詹淇的反应比大脑快,她伸手把206的房门推上了,关门的声音在黑暗里显得格外清脆,咔哒一声,把走廊上的嘈杂隔在了外面。
她关门的动机很简单,走廊上现在全是出来看情况的人,如果被谁看到这个时间她站在陈郁初的房间里,不管有没有发生什么,解释起来都是一桩麻烦,她不想成为校园论坛上又一轮风波的主角。
但这个动作完成之后不到一秒她就意识到一个新的问题:现在房间里也一片漆黑,而她就站在门背后,几乎紧贴门背后,面前是陈郁初,她看不见他但能感觉到他在,空气里有那股很淡的木质香味,还有他呼吸的声音,轻而规律,但在绝对的黑暗里被放大了数倍,像某种持续敲击的节拍器。
然后灯亮了。
天花板上的阅读灯跳了一下重新亮起来,暖黄色的光劈头盖脸地浇下来,詹淇发现自己和陈郁初之间的距离比她预想的要近得多,近到她能看清他左眼虹膜边缘的那一圈纹理,近到她的肩膀几乎要贴到他的胸口。
他在灯亮的瞬间把头往后仰了一下,但脚一步都没有后退。
他的后背挺得很直,低头看她的时候,眼神里某种更沉的东西浮上来了半寸,像湖面下一直沉着的暗色水草忽然被一股暖流托到了即将露出水面的高度。
“你不希望别人看到我们在一起。”
不是疑问句,语气依旧平静温柔,但每一个字都落得清晰,像手指按在琴键上,不重,但按住不动。
詹淇抬起头看他,棕绿色的眼睛在阅读灯的暖光里褪掉了平时那种生人勿近的冷调,变成了一种更透亮的接近湖冰初融时的颜色。她没有后退,也没有转头,直直地看着他的眼睛,说出来的话比他更直白。
“陈郁初,你是不是喜欢我?”
她把这句话问得不像是在问一个关于感情的问题,更像是在确认一个实验中已经观察到了但还需要最后验证的变量。
陈郁初的睫毛颤了一下,嘴唇轻轻张开了一点,但还没等他说出任何一个字,詹淇已经接了下一句,语速不快,但每个字之间没有留任何可以插嘴的空隙。
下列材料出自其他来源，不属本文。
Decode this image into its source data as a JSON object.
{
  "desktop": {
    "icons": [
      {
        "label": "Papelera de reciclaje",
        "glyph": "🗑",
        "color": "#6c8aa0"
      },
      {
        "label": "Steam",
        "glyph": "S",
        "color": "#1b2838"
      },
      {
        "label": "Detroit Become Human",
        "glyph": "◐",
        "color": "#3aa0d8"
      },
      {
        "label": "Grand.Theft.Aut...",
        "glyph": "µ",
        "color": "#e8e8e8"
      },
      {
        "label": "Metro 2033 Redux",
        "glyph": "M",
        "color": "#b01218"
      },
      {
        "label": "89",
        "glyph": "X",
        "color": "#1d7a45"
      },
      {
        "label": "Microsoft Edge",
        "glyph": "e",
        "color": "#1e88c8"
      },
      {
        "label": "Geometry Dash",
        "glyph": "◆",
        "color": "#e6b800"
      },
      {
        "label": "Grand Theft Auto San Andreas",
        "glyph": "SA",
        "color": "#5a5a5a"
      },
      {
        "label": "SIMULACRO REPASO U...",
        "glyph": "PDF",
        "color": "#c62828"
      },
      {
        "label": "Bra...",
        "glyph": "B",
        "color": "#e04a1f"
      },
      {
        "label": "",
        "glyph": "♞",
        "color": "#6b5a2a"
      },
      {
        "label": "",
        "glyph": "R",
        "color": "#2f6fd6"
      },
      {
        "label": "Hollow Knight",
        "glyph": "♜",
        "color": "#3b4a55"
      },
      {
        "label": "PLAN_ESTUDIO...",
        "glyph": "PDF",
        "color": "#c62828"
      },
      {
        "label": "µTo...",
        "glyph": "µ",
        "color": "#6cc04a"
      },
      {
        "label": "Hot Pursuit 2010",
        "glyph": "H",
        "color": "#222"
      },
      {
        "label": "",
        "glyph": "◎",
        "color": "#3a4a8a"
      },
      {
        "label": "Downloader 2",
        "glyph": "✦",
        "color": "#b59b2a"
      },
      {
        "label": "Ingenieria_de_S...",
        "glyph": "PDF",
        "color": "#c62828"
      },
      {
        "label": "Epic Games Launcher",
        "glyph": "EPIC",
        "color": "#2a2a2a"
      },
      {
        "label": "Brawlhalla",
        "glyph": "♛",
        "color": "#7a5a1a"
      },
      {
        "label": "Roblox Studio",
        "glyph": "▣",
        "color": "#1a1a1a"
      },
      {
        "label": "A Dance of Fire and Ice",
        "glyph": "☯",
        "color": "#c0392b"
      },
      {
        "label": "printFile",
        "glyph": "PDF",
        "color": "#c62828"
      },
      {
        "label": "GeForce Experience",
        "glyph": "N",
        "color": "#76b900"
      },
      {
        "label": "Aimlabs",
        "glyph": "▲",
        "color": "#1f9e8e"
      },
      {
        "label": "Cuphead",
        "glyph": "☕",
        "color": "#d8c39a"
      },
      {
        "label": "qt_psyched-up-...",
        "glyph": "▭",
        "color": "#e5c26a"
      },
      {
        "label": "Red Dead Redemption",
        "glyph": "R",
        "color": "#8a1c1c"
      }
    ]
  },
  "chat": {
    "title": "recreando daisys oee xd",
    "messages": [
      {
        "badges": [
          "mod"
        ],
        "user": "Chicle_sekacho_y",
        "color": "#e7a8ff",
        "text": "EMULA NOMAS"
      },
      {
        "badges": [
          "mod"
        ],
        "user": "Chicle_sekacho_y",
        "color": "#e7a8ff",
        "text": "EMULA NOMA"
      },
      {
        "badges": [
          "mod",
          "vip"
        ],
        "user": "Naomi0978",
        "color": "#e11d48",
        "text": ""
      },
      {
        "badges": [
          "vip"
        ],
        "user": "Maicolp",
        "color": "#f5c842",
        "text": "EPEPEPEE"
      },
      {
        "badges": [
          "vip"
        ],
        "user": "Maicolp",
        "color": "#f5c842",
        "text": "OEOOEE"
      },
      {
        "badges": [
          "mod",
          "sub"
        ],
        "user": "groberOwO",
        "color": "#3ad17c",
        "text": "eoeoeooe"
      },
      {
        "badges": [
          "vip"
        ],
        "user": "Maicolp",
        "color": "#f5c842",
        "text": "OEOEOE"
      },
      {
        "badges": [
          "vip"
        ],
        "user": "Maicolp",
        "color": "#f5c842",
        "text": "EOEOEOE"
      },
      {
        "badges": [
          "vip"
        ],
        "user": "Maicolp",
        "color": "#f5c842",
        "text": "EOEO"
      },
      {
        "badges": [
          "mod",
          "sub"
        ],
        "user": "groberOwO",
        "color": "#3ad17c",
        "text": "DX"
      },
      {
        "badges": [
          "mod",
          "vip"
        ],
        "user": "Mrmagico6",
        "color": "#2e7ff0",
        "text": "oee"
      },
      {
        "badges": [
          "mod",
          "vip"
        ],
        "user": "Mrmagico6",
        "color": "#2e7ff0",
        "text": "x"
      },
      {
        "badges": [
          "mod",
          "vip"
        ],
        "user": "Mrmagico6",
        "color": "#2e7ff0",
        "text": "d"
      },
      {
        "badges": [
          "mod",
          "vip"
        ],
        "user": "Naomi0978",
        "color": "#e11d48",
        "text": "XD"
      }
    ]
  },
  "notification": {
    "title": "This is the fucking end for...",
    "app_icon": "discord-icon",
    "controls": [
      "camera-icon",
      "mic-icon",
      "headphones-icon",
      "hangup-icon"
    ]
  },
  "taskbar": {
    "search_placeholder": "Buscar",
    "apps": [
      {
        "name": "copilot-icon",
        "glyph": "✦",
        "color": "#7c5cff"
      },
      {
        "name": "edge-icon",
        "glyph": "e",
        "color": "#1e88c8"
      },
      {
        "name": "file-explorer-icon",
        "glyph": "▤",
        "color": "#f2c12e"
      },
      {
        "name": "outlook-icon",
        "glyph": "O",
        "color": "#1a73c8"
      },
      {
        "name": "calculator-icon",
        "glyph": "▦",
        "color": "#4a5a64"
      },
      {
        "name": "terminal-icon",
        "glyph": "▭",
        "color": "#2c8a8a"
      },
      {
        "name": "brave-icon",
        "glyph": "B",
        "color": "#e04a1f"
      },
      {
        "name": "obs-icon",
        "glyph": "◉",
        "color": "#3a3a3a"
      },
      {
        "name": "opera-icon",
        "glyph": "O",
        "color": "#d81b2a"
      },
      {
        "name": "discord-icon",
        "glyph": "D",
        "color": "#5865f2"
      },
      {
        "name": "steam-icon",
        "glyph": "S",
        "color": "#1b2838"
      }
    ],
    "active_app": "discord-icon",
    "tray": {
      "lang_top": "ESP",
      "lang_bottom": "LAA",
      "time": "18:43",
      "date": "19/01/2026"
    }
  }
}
“不管你回答是或不是,我先说清楚,我目前没有谈恋爱的打算,你现在在我身上花的时间和精力全都是沉没成本,不会有回报的,你还是别在我身上浪费时间了。”
她说完之后弯腰从他身侧绕过去,拉开房门头也不回地离开。
陈郁初站在门口看着她的背影消失在走廊拐角,握着门把手的手指慢慢收紧,指节泛白,然后松开。
他没有追出去,也没有给她发消息,只是把门轻轻合上,转身靠在门板上,仰头看着天花板上那盏阅读灯,暖黄色的光打在他脸上,把他此刻的表情照得干干净净。
没有挫败,没有难过,甚至没有困惑,这在他的脸上是一种极为罕见,接近于“兴奋”的情绪,像猎人在漫长的追踪之后终于听到了猎物踩断树枝的声音。
她说的是“我目前没有谈恋爱的打算”,不是“我不喜欢你”。
前者是一个可以被改变的状态,后者是一个宣告,他听得出区别,而且她问的是“你是不是喜欢我”,她完全可以不问的,直接走就行了,但她问了。
她问,就意味着她想知道,她想知道,就意味着答案对她而言不是无关紧要。
百花山的行程在周日中午结束,大巴车原路返回,詹淇坐在靠窗的位置,顾双双依旧靠在她肩膀上睡得不省人事,口水差点滴到她的帆布包上。
詹淇没有睡,靠着车窗看窗外掠过的山影和逐渐变宽的公路,手指无意识地搓着帆布包上的钩针小蝙蝠。
她在百花山顶说的那番话,每一个字她都记得,而且不后悔,她已经做到了她能做的最好的选择,她不擅于处理复杂的亲密关系,更不希望自己陷入其中从而导致自己的被动,把话说清楚,把边界划明白,不留任何暧昧空间,这是对双方都负责任的做法。
但为什么说出口之后心里反而更堵了,这个她还没想明白。
从百花山回来之后,陈郁初就不来咖啡店了。
詹淇是在连续两天没在四点四十分听到风铃响之后确认这一点的。
她照常在六点半摘围裙下班,一切回到了十月之前的节奏。
没有人在角落对着电脑屏幕敲键盘,没有人在她擦吧台的时候假装不经意地抬头,没有人用那种温和到近乎小心的声音说“麻烦给一包糖”。
咖啡店还是那家咖啡店,只是靠窗那张桌子忽然空得有些过分,像一幅画被人挖掉了一个角,剩下的画面再完整也总觉得哪里不对。
她用了大概三天时间来适应这个空缺,适应的方式是加倍专注地做自己的事…上课、打工、画稿、直播,四项轮转,精准地如钟表齿轮。
她没问任何人陈郁初为什么不来,没翻他的朋友圈,没在微信上给他发任何消息。
他们上一次对话还停留在他发的那句“扯不平”,她没有回,他也没有再发,对话框沉默地躺在列表里,像一条被冻结的河流。